Technology

Mobile First And Channel Ubiquity

Issue 118

Why it's time to rethink how you sell online.

Mobile tech has changed everything – particularly how we shop. No longer do we set aside hours to browse online or brave the elements to hit the high street.

We order plugs when queueing for our latte at Costa and do our supermarket shop while half-watching Netflix in bed.

Two years ago, 70 per cent of our shopping was done on mobile.
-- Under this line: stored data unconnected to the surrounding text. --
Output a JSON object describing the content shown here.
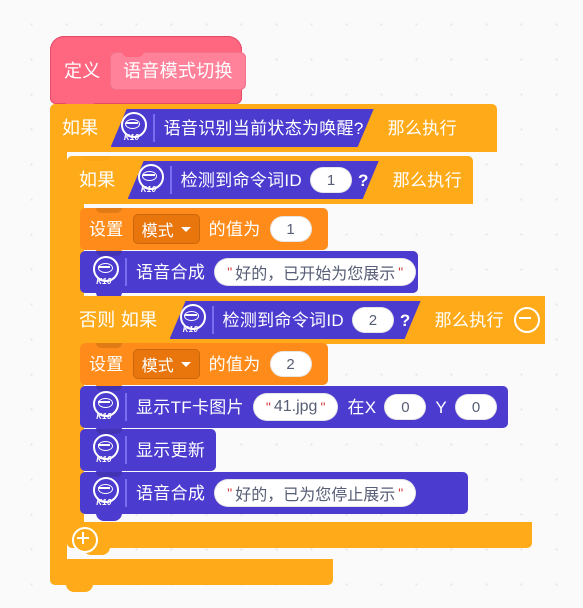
{
  "workspace": {
    "background_color": "#fafafa",
    "grid_dot_color": "#e6e6e6"
  },
  "palette": {
    "control_orange": "#ffab19",
    "variable_orange": "#ff8c1a",
    "extension_purple": "#4c3bcf",
    "define_pink": "#ff6680",
    "dropdown_orange": "#e8760d"
  },
  "script": {
    "define": {
      "keyword": "定义",
      "procedure_name": "语音模式切换"
    },
    "if_outer": {
      "keyword": "如果",
      "then_label": "那么执行",
      "condition": {
        "device": "K10",
        "text": "语音识别当前状态为唤醒?"
      }
    },
    "if_inner": {
      "keyword": "如果",
      "then_label": "那么执行",
      "condition": {
        "device": "K10",
        "text": "检测到命令词ID",
        "value": "1",
        "question_mark": "?"
      }
    },
    "set_mode_1": {
      "keyword": "设置",
      "variable": "模式",
      "middle": "的值为",
      "value": "1"
    },
    "speak_start": {
      "device": "K10",
      "text": "语音合成",
      "value": "好的，已开始为您展示",
      "quote": "\""
    },
    "else_if": {
      "keyword": "否则 如果",
      "then_label": "那么执行",
      "collapse_icon": "minus-circle-icon",
      "condition": {
        "device": "K10",
        "text": "检测到命令词ID",
        "value": "2",
        "question_mark": "?"
      }
    },
    "set_mode_2": {
      "keyword": "设置",
      "variable": "模式",
      "middle": "的值为",
      "value": "2"
    },
    "show_tf_image": {
      "device": "K10",
      "text": "显示TF卡图片",
      "filename": "41.jpg",
      "quote": "\"",
      "x_label": "在X",
      "x_value": "0",
      "y_label": "Y",
      "y_value": "0"
    },
    "display_update": {
      "device": "K10",
      "text": "显示更新"
    },
    "speak_stop": {
      "device": "K10",
      "text": "语音合成",
      "value": "好的，已为您停止展示",
      "quote": "\""
    },
    "add_branch": {
      "icon": "plus-circle-icon"
    }
  }
}
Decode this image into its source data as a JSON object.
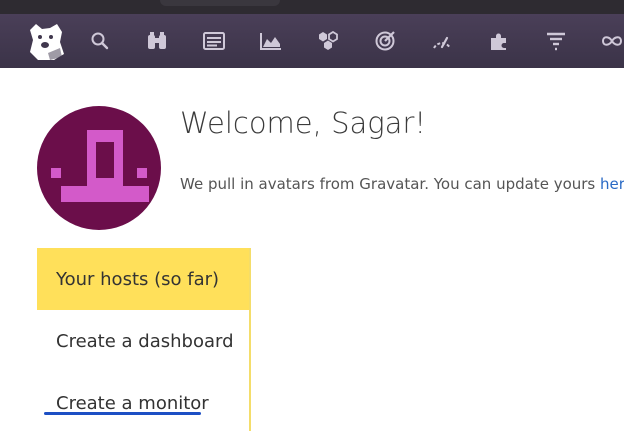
{
  "nav": {
    "logo": "datadog-logo",
    "icons": [
      "search-icon",
      "binoculars-icon",
      "dashboard-icon",
      "metrics-icon",
      "integrations-icon",
      "monitors-icon",
      "apm-icon",
      "plugins-icon",
      "logs-icon",
      "infinity-icon"
    ]
  },
  "welcome": {
    "title": "Welcome, Sagar!",
    "subtext_prefix": "We pull in avatars from Gravatar. You can update yours ",
    "subtext_link": "here",
    "subtext_suffix": "!"
  },
  "steps": {
    "items": [
      {
        "label": "Your hosts (so far)",
        "active": true
      },
      {
        "label": "Create a dashboard",
        "active": false
      },
      {
        "label": "Create a monitor",
        "active": false
      }
    ]
  },
  "colors": {
    "nav_bg": "#40374d",
    "avatar_bg": "#6b0e4a",
    "avatar_fg": "#d35ac9",
    "active_step": "#ffe05a",
    "link": "#2a6ac5"
  }
}
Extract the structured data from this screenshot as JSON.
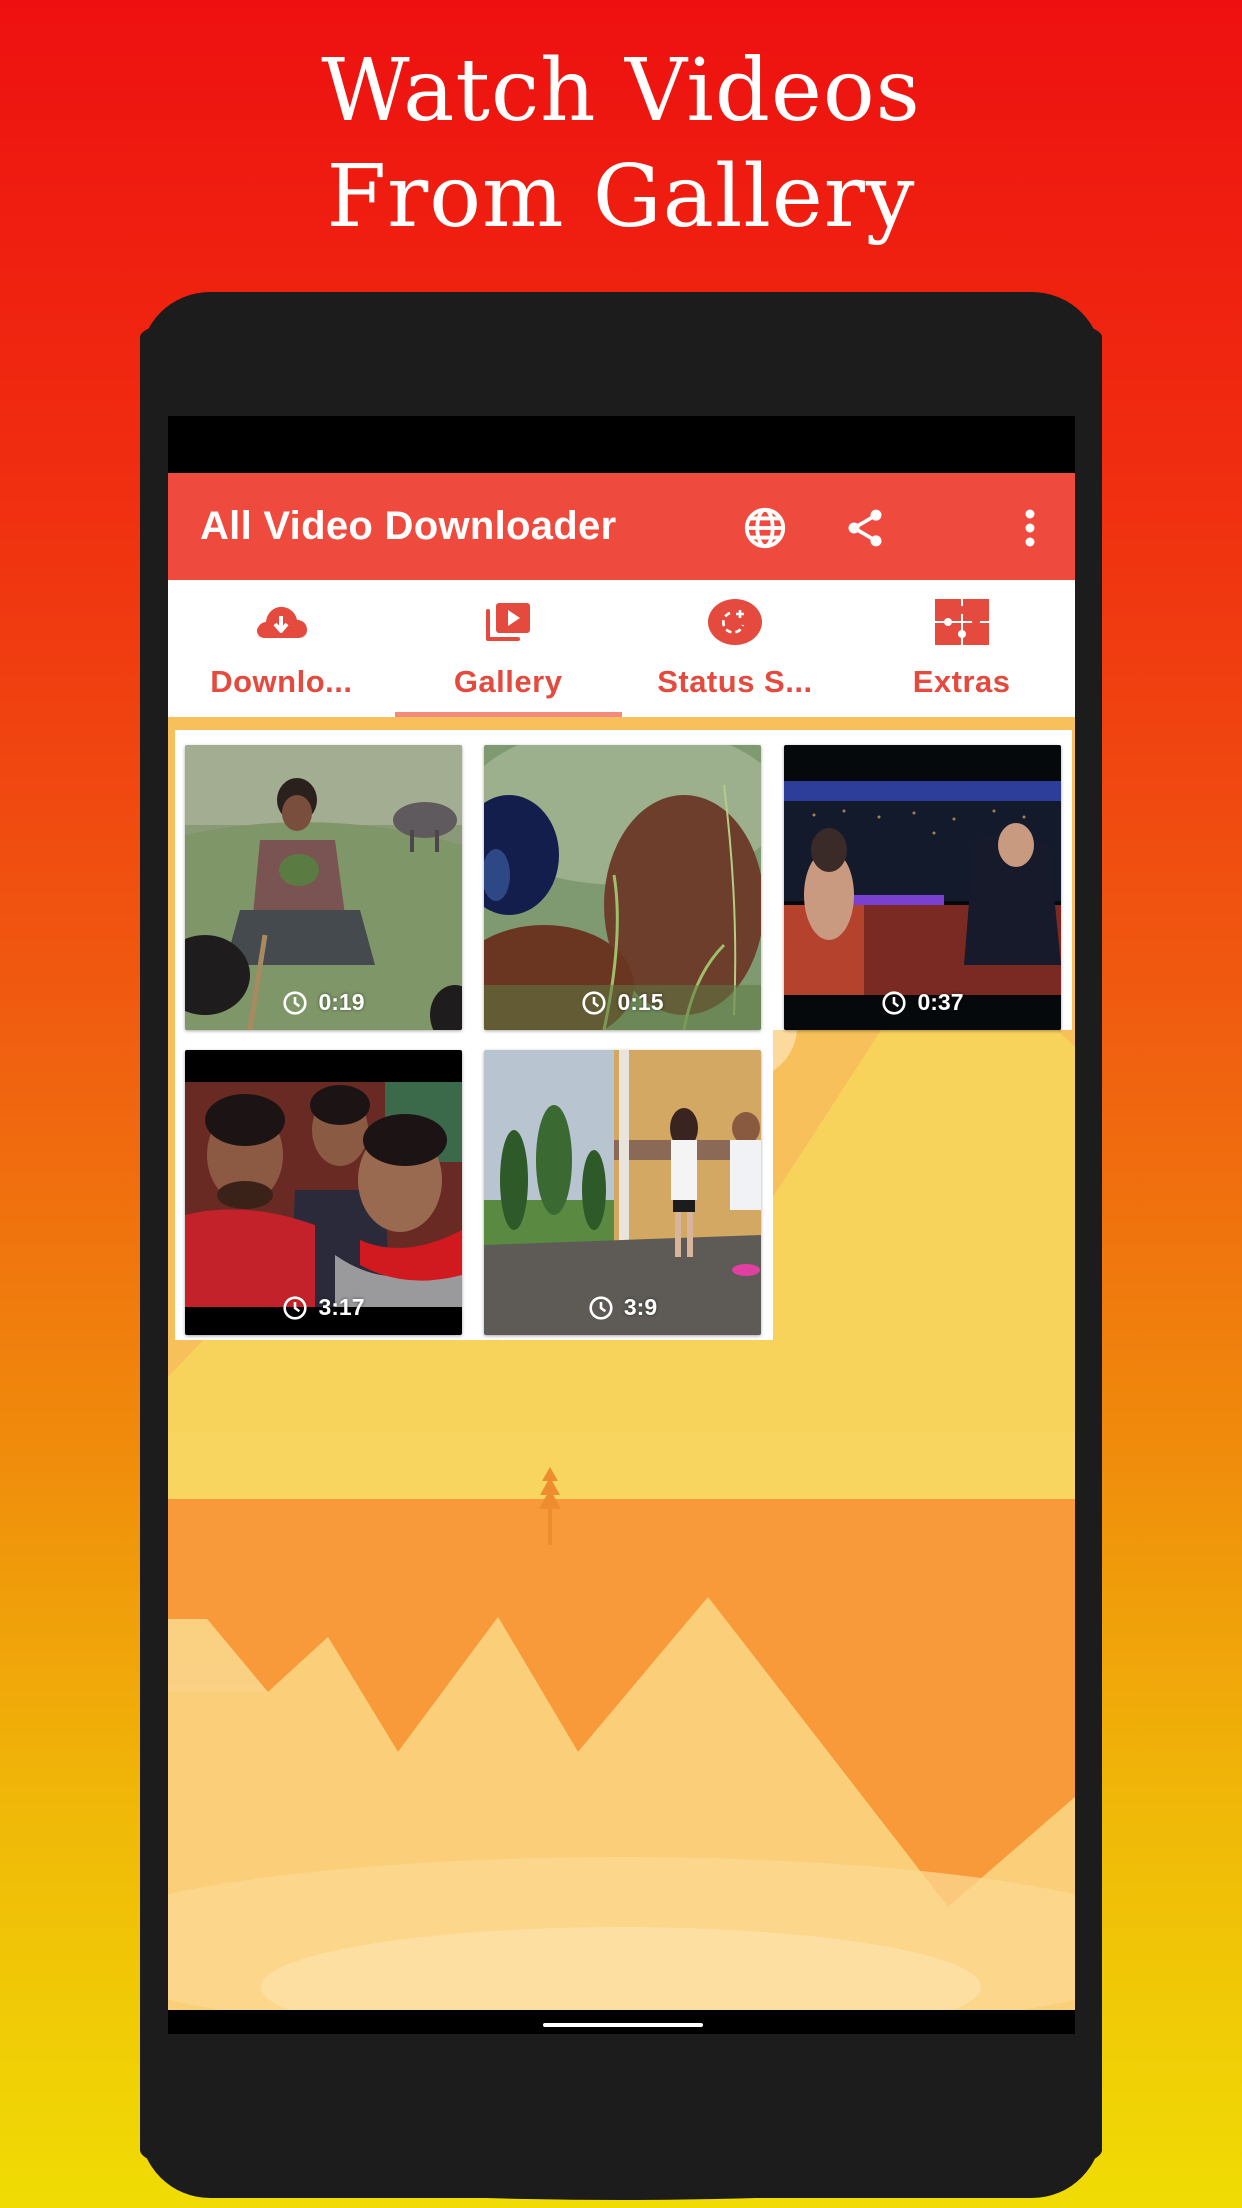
{
  "headline": {
    "line1": "Watch Videos",
    "line2": "From Gallery"
  },
  "colors": {
    "toolbar": "#ef4a3e",
    "accent": "#e44a3e",
    "tab_indicator": "#f48a7e",
    "phone_body": "#1c1c1c"
  },
  "app": {
    "title": "All Video Downloader",
    "actions": [
      {
        "name": "browser",
        "icon": "globe-icon"
      },
      {
        "name": "share",
        "icon": "share-icon"
      },
      {
        "name": "more",
        "icon": "more-vert-icon"
      }
    ]
  },
  "tabs": [
    {
      "label": "Downlo...",
      "icon": "cloud-download-icon",
      "active": false
    },
    {
      "label": "Gallery",
      "icon": "video-library-icon",
      "active": true
    },
    {
      "label": "Status S...",
      "icon": "status-add-icon",
      "active": false
    },
    {
      "label": "Extras",
      "icon": "puzzle-icon",
      "active": false
    }
  ],
  "gallery": {
    "videos": [
      {
        "duration": "0:19",
        "scene": "boy sitting on grass with buffalo"
      },
      {
        "duration": "0:15",
        "scene": "close-up of squirrel in grass"
      },
      {
        "duration": "0:37",
        "scene": "talk show set at night"
      },
      {
        "duration": "3:17",
        "scene": "men in red scarves"
      },
      {
        "duration": "3:9",
        "scene": "two women outside brick building"
      }
    ]
  }
}
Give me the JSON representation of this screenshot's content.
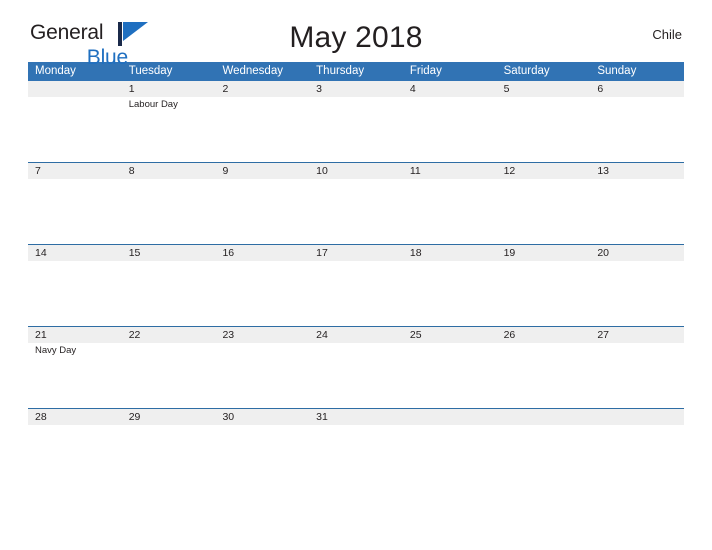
{
  "brand": {
    "line1": "General",
    "line2": "Blue",
    "flag_icon": "flag-icon",
    "flag_color": "#1f6fc0",
    "pole_color": "#1b2a4a",
    "text_color": "#231f20",
    "accent_color": "#1f6fc0"
  },
  "header": {
    "title": "May 2018",
    "region": "Chile"
  },
  "colors": {
    "header_blue": "#3173b4",
    "row_line_blue": "#2e6da4",
    "date_band_gray": "#efefef",
    "text_dark": "#231f20",
    "white": "#ffffff"
  },
  "calendar": {
    "weekdays": [
      "Monday",
      "Tuesday",
      "Wednesday",
      "Thursday",
      "Friday",
      "Saturday",
      "Sunday"
    ],
    "weeks": [
      {
        "days": [
          {
            "date": "",
            "events": []
          },
          {
            "date": "1",
            "events": [
              "Labour Day"
            ]
          },
          {
            "date": "2",
            "events": []
          },
          {
            "date": "3",
            "events": []
          },
          {
            "date": "4",
            "events": []
          },
          {
            "date": "5",
            "events": []
          },
          {
            "date": "6",
            "events": []
          }
        ]
      },
      {
        "days": [
          {
            "date": "7",
            "events": []
          },
          {
            "date": "8",
            "events": []
          },
          {
            "date": "9",
            "events": []
          },
          {
            "date": "10",
            "events": []
          },
          {
            "date": "11",
            "events": []
          },
          {
            "date": "12",
            "events": []
          },
          {
            "date": "13",
            "events": []
          }
        ]
      },
      {
        "days": [
          {
            "date": "14",
            "events": []
          },
          {
            "date": "15",
            "events": []
          },
          {
            "date": "16",
            "events": []
          },
          {
            "date": "17",
            "events": []
          },
          {
            "date": "18",
            "events": []
          },
          {
            "date": "19",
            "events": []
          },
          {
            "date": "20",
            "events": []
          }
        ]
      },
      {
        "days": [
          {
            "date": "21",
            "events": [
              "Navy Day"
            ]
          },
          {
            "date": "22",
            "events": []
          },
          {
            "date": "23",
            "events": []
          },
          {
            "date": "24",
            "events": []
          },
          {
            "date": "25",
            "events": []
          },
          {
            "date": "26",
            "events": []
          },
          {
            "date": "27",
            "events": []
          }
        ]
      },
      {
        "days": [
          {
            "date": "28",
            "events": []
          },
          {
            "date": "29",
            "events": []
          },
          {
            "date": "30",
            "events": []
          },
          {
            "date": "31",
            "events": []
          },
          {
            "date": "",
            "events": []
          },
          {
            "date": "",
            "events": []
          },
          {
            "date": "",
            "events": []
          }
        ]
      }
    ]
  }
}
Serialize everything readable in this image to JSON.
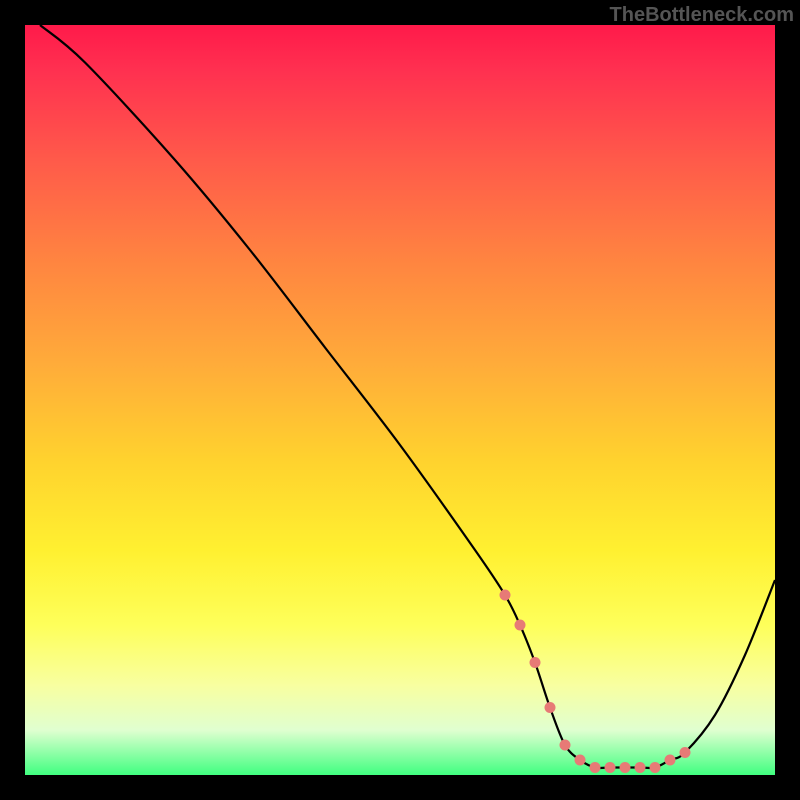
{
  "watermark": "TheBottleneck.com",
  "chart_data": {
    "type": "line",
    "title": "",
    "xlabel": "",
    "ylabel": "",
    "xlim": [
      0,
      100
    ],
    "ylim": [
      0,
      100
    ],
    "grid": false,
    "series": [
      {
        "name": "bottleneck-curve",
        "x": [
          2,
          8,
          20,
          30,
          40,
          50,
          60,
          64,
          66,
          68,
          70,
          72,
          74,
          76,
          78,
          80,
          82,
          84,
          86,
          88,
          92,
          96,
          100
        ],
        "y": [
          100,
          95,
          82,
          70,
          57,
          44,
          30,
          24,
          20,
          15,
          9,
          4,
          2,
          1,
          1,
          1,
          1,
          1,
          2,
          3,
          8,
          16,
          26
        ]
      }
    ],
    "markers": {
      "name": "dotted-bottom-segment",
      "color": "#e77a76",
      "x": [
        64,
        66,
        68,
        70,
        72,
        74,
        76,
        78,
        80,
        82,
        84,
        86,
        88
      ],
      "y": [
        24,
        20,
        15,
        9,
        4,
        2,
        1,
        1,
        1,
        1,
        1,
        2,
        3
      ]
    },
    "background_gradient": {
      "top": "#ff1a4a",
      "mid_upper": "#ff8640",
      "mid": "#ffd22e",
      "mid_lower": "#feff5a",
      "bottom": "#40ff80"
    }
  }
}
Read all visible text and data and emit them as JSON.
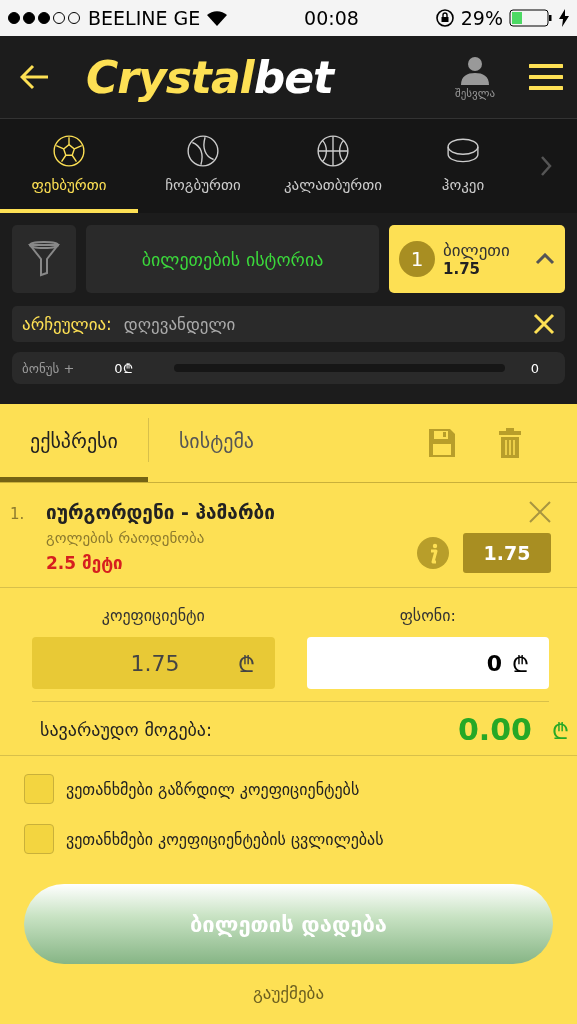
{
  "status_bar": {
    "carrier": "BEELINE GE",
    "time": "00:08",
    "battery": "29%"
  },
  "header": {
    "logo_main": "Crystal",
    "logo_accent": "bet",
    "login": "შესვლა"
  },
  "sports": [
    {
      "label": "ფეხბურთი",
      "kind": "football",
      "selected": true
    },
    {
      "label": "ჩოგბურთი",
      "kind": "tennis",
      "selected": false
    },
    {
      "label": "კალათბურთი",
      "kind": "basketball",
      "selected": false
    },
    {
      "label": "ჰოკეი",
      "kind": "hockey",
      "selected": false
    }
  ],
  "toolbar": {
    "history": "ბილეთების ისტორია",
    "ticket_count": "1",
    "ticket_label": "ბილეთი",
    "ticket_odds": "1.75"
  },
  "filter": {
    "label": "არჩეულია:",
    "value": "დღევანდელი"
  },
  "bonus": {
    "label": "ბონუს +",
    "amount": "0₾",
    "level": 0,
    "count": "0"
  },
  "slip_tabs": [
    {
      "label": "ექსპრესი",
      "selected": true
    },
    {
      "label": "სისტემა",
      "selected": false
    }
  ],
  "bets": [
    {
      "number": "1.",
      "match": "იურგორდენი - ჰამარბი",
      "market": "გოლების რაოდენობა",
      "pick": "2.5 მეტი",
      "odds": "1.75"
    }
  ],
  "odds_field": {
    "label": "კოეფიციენტი",
    "value": "1.75",
    "currency": "₾"
  },
  "stake_field": {
    "label": "ფსონი:",
    "value": "0",
    "currency": "₾"
  },
  "win": {
    "label": "სავარაუდო მოგება:",
    "value": "0.00",
    "currency": "₾"
  },
  "agreements": [
    {
      "label": "ვეთანხმები გაზრდილ კოეფიციენტებს",
      "checked": false
    },
    {
      "label": "ვეთანხმები კოეფიციენტების ცვლილებას",
      "checked": false
    }
  ],
  "place_button": "ბილეთის დადება",
  "cancel": "გაუქმება"
}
That figure will have almost certainly rocketed since then.

The reality of e-commerce is that it is ‘mobile first’, a term which, until just a few years back, meant your website didn’t crash on a small screen.

How that’s changed.

Now it means designing your entire digital experience around how people really behave.

Shoppers no longer want to land on a website and stay there. They expect to be able to hop around various platforms – be it apps, sites or social – smoothly and without any hiccups.

I call this ‘channel ubiquity’: being everywhere your customers are but in one smooth, joined-up experience.

So how do you achieve it?

Speed matters

If your website takes longer to load than it does to sip that latte you ordered earlier while plug shopping, you’ve lost the sale.

Every extra millisecond you make a customer wait is a conversion killer.

Think fast images, zero lag and smooth transitions.

The modern shopper has a shrinking attention span and wants instant results, and if you can’t give them that, then they’ll simply scroll to your competitors.

The best systems are engineered for the real world. They are fast, resilient, and ready for patchy connections and short attention spans.

Make buying simple

The checkout page can be a graveyard for your sales.

Just ask yourself this: How many times have you come to pay online, only to be asked to fill in a form longer than your self-assessment?!

Or even worse, create an account with a fiddly password you’ll never remember.

As their names suggest – Apple Pay, Google Pay and PayPal – all pay to use. They make checkout easy.

Fewer steps = more sales.

Connect everything

Shoppers may first spot your product on Instagram, add it to the site’s wish list, and then eventually buy it on your app.

That’s great, but if your systems don’t talk to each other, their experience falls apart.

This is where composable commerce comes in.

That sounds fancy, but it’s a way of saying your data and platforms should sync up behind the scenes so that customers can always pick up where they left off.

Make it personal…

…but don’t make it creepy.

We already all feel like we are being listened to on our devices, so don’t turn this into digital surveillance.

A gentle reminder about what they’ve left in their basket is not only fine, but sensible as it could easily nudge up your sales.

Think of this as a shop assistant: A good one will ensure you have what you need, but won’t pester you around the store.

Keep testing

Your platforms all differ, and what might fly on your app might flop on your website.

Try, test and tinker.

Small, consistent improvements often outperform big overhauls.

At Resolved, this approach has fuelled our own growth.

We’ve supported businesses globally to revitalise their existing e-commerce platforms, not by building shiny new platforms, but by turbo-charging what was already there.

And we know that mobile matters. As the stats show, it is now firmly the beating heart of retail.

But if your systems don’t reflect that, you’ll fall behind.

However, if you can get your systems singing from the same hymn sheet, and ensure they are fast, easy and consistent – you’ll turn browsers into buyers.